Your companies’ culture reflects what your organization stands for and as the voice of your business, your employees are key to ensuring that it succeeds. It’s no secret that if you can provide a work environment that your staff enjoys spending time in, it can boost overall performance.
Property management is a demanding role. Whether you’re dealing with property owners, tenants, maintenance contractors or co-workers, someone is always trying to get a hold of you to present you with a new issue. It’s easy to get stressed out and overwhelmed especially when you are in a negative environment with poor company culture.
According to Deloitte’s 2018 Global Human Capital Trends report, a whopping 88% of all respondents regarded “Company culture” as crucial for business success. Compare this to the mere 12% that thought their organization was “driving the correct company culture,” and it’s clear to see that most businesses are falling short of providing a great company culture.
Keep reading to learn five simple steps to lay the foundation to grow a robust company culture at your workplace or business.
Build a foundation.
Step one in building a strong property management company culture is to create discussion about core values among all staff members. What does the company want to be known and remembered for? How do the company’s overall goals align with your staff and their values? Does the company value hard workers that stay late and exceed goals? Or do they pride themselves on a healthy work-life balance that enables employees to work at a pace they dictate?
Make sure before asking these questions to your team you create a relaxed, calm environment where all employees feel comfortable to discuss company issues, morals, values, etc.
The answers should help you generate a set of values that you and your employees want the company culture to reflect.
Don’t be a clone
While it’s entirely reasonable for a business to aspire to be like another, there’s no denying that the best kind of company culture is unique and one of a kind. When you get caught up in trying to replica another organization, you lose the essence of your own companies’ values, resulting in a watered-down version of what you were trying to achieve; a mediocre company culture that doesn’t inspire anyone.

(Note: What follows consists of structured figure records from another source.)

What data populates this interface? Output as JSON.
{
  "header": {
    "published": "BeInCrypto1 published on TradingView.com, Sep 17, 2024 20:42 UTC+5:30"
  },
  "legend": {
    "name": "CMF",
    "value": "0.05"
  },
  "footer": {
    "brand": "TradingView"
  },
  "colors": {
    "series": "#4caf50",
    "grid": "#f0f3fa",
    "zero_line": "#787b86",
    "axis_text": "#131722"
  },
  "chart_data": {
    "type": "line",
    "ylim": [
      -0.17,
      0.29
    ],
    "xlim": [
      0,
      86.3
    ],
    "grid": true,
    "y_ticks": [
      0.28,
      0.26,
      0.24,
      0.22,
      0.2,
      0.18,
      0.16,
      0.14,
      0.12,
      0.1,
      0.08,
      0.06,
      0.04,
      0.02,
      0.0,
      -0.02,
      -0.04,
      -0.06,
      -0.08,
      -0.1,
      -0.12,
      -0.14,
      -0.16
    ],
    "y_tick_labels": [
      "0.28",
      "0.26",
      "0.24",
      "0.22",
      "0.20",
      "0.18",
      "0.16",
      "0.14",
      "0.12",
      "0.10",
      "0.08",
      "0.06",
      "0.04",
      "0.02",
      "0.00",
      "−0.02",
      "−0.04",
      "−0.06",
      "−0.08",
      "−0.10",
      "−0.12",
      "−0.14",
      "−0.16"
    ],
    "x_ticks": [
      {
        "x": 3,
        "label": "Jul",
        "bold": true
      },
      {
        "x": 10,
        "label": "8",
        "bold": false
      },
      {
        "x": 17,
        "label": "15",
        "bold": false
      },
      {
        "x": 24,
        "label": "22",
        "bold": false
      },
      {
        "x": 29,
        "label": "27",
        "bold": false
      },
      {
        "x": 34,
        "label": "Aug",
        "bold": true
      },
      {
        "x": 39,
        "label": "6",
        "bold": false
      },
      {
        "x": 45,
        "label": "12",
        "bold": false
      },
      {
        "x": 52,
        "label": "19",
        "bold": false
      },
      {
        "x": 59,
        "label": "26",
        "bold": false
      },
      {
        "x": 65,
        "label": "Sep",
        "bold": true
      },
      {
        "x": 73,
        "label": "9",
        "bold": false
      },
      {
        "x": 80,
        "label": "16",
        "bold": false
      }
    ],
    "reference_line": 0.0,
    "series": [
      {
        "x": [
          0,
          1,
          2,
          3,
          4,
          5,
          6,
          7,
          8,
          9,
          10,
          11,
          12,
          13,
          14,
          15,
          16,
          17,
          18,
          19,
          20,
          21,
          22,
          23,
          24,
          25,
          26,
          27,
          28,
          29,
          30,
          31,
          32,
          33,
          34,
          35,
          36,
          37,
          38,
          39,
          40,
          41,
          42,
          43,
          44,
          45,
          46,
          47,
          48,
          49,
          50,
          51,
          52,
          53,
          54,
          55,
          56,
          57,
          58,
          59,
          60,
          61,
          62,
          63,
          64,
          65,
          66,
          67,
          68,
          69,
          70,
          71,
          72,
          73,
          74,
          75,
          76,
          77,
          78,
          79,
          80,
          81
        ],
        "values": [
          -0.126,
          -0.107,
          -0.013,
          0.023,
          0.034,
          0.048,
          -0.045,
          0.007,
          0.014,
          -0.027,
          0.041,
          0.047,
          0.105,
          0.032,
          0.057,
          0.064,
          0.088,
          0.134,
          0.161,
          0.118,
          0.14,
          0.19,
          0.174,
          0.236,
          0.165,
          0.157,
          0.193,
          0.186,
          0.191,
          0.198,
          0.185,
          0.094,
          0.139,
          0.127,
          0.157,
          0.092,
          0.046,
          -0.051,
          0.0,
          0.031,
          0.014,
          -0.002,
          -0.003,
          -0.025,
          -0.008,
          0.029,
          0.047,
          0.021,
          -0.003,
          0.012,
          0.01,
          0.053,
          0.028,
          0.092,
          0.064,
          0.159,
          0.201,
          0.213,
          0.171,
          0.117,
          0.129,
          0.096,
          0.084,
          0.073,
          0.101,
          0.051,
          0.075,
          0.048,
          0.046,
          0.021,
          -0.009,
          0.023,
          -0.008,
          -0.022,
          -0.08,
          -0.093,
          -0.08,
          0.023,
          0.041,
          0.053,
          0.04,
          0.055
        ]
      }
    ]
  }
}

Be bold, be adventurous and be open when creating with your team. The best company culture for you hasn’t been discovered yet.
Put it into Action
Once you have compiled a short list of core company values, it’s time to put them into action! Share your new company values around your team internally via employee communication. For them to be taken seriously, refer to them on a regular basis, ensure your leadership staff adheres to them and that their actions reflect the core values of your company culture.
To further implement company culture, your values should help guide hiring decisions and questions that you ask potential candidates; this allows new staff to already be in line with company values and makes it easy to onboard and educate them on your business culture.

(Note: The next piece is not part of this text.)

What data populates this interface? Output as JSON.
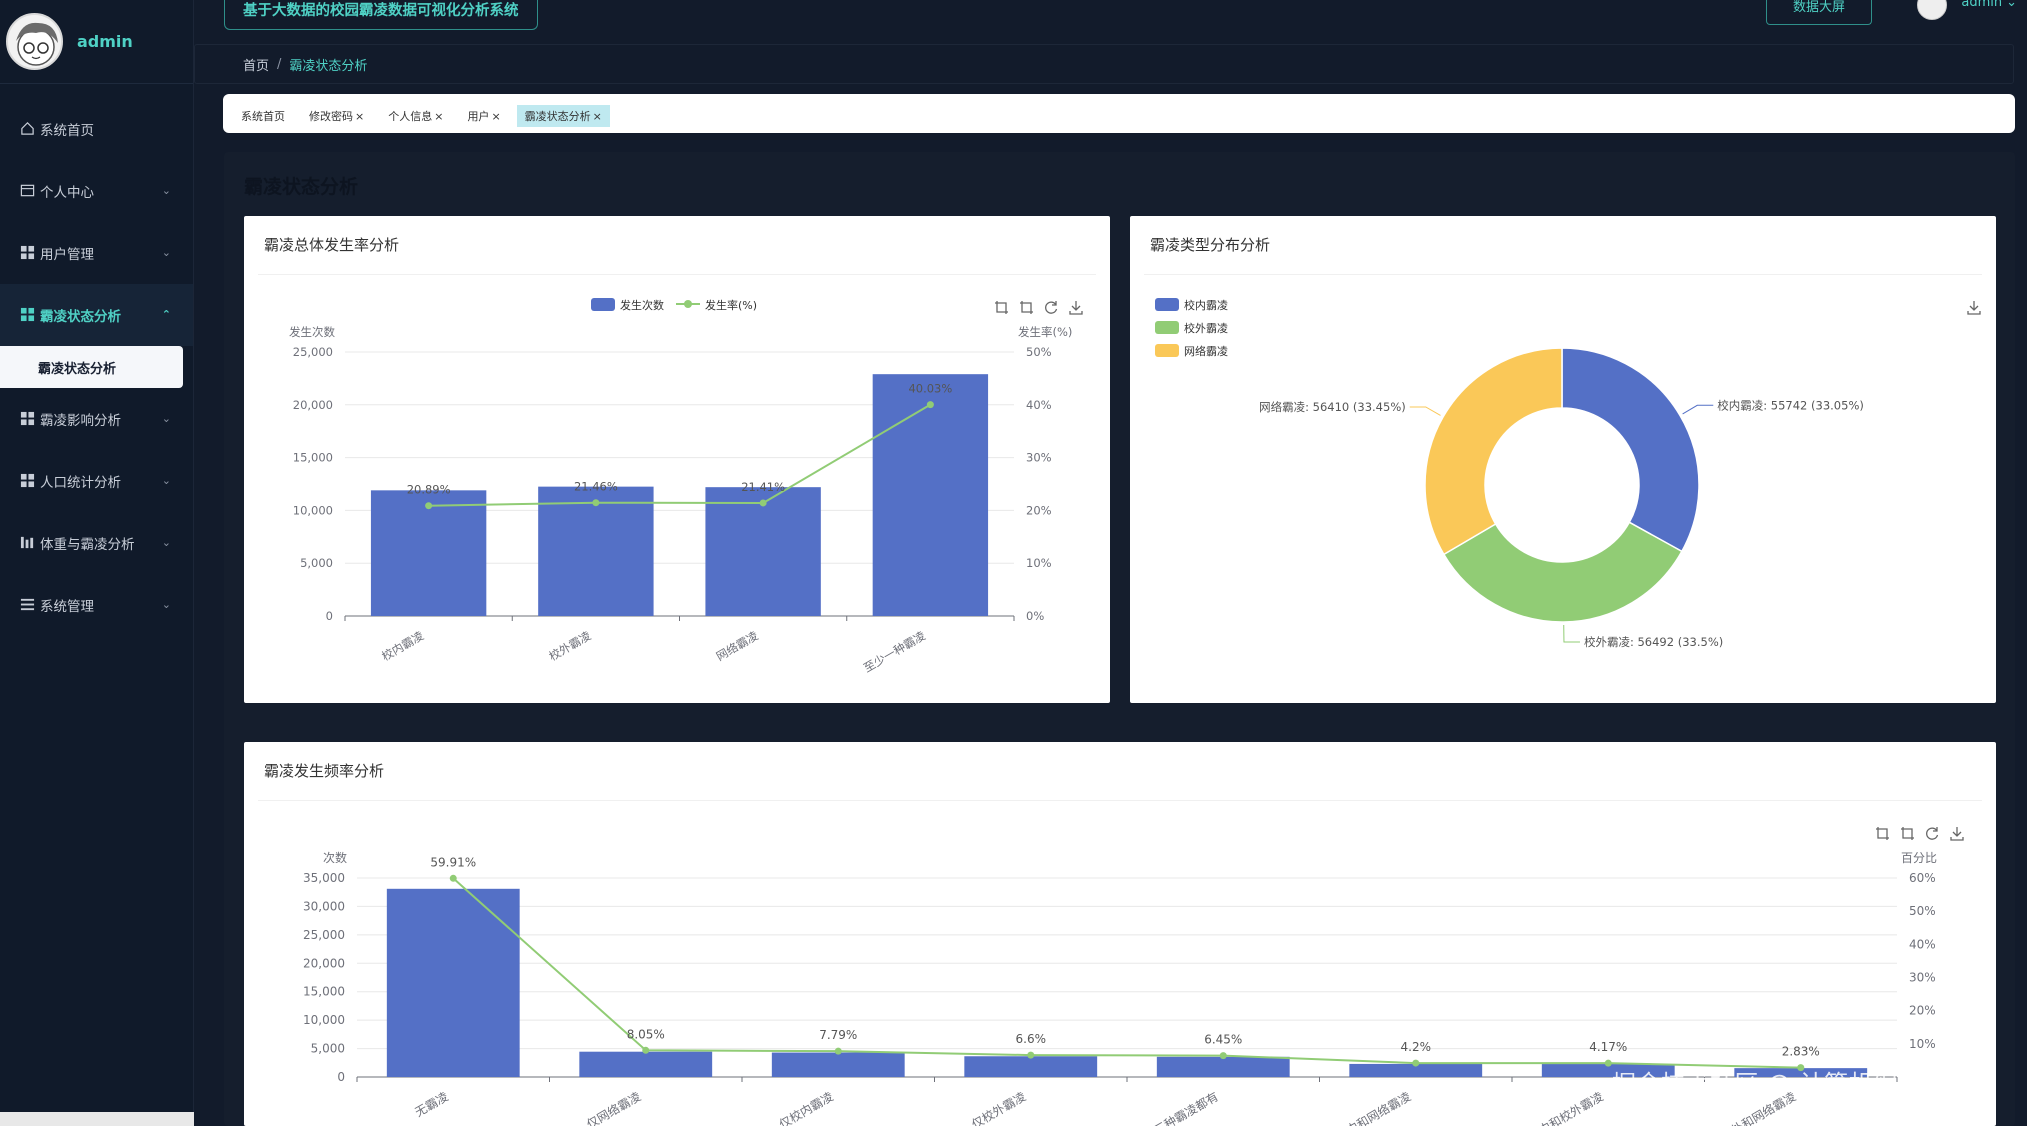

For your businesses company culture to flourish your values must be mirrored in day-to-day activities and processes. For example, if one of your companies’ values were to become a fully sustainable office, it would make sense that you turn into a paperless office and restrain from printing paper out unless it was utterly unavoidable.
Assess Company Culture Regularly
Like anything in business, your company’s culture requires continuous nurturing and monitoring. As your company grows so will your core values and culture efforts. Typically businesses with a robust company culture will conduct annual “all staff” surveys that gauge whether or not companies current culture is heading in the right direction or if it needs to alter paths.
It’s never too late to create a positive culture for your staff. Even businesses well past their start-up days can redesign and create a culture that instills pride among staff and attracts a large pool of talented job applicants wanting to work for you.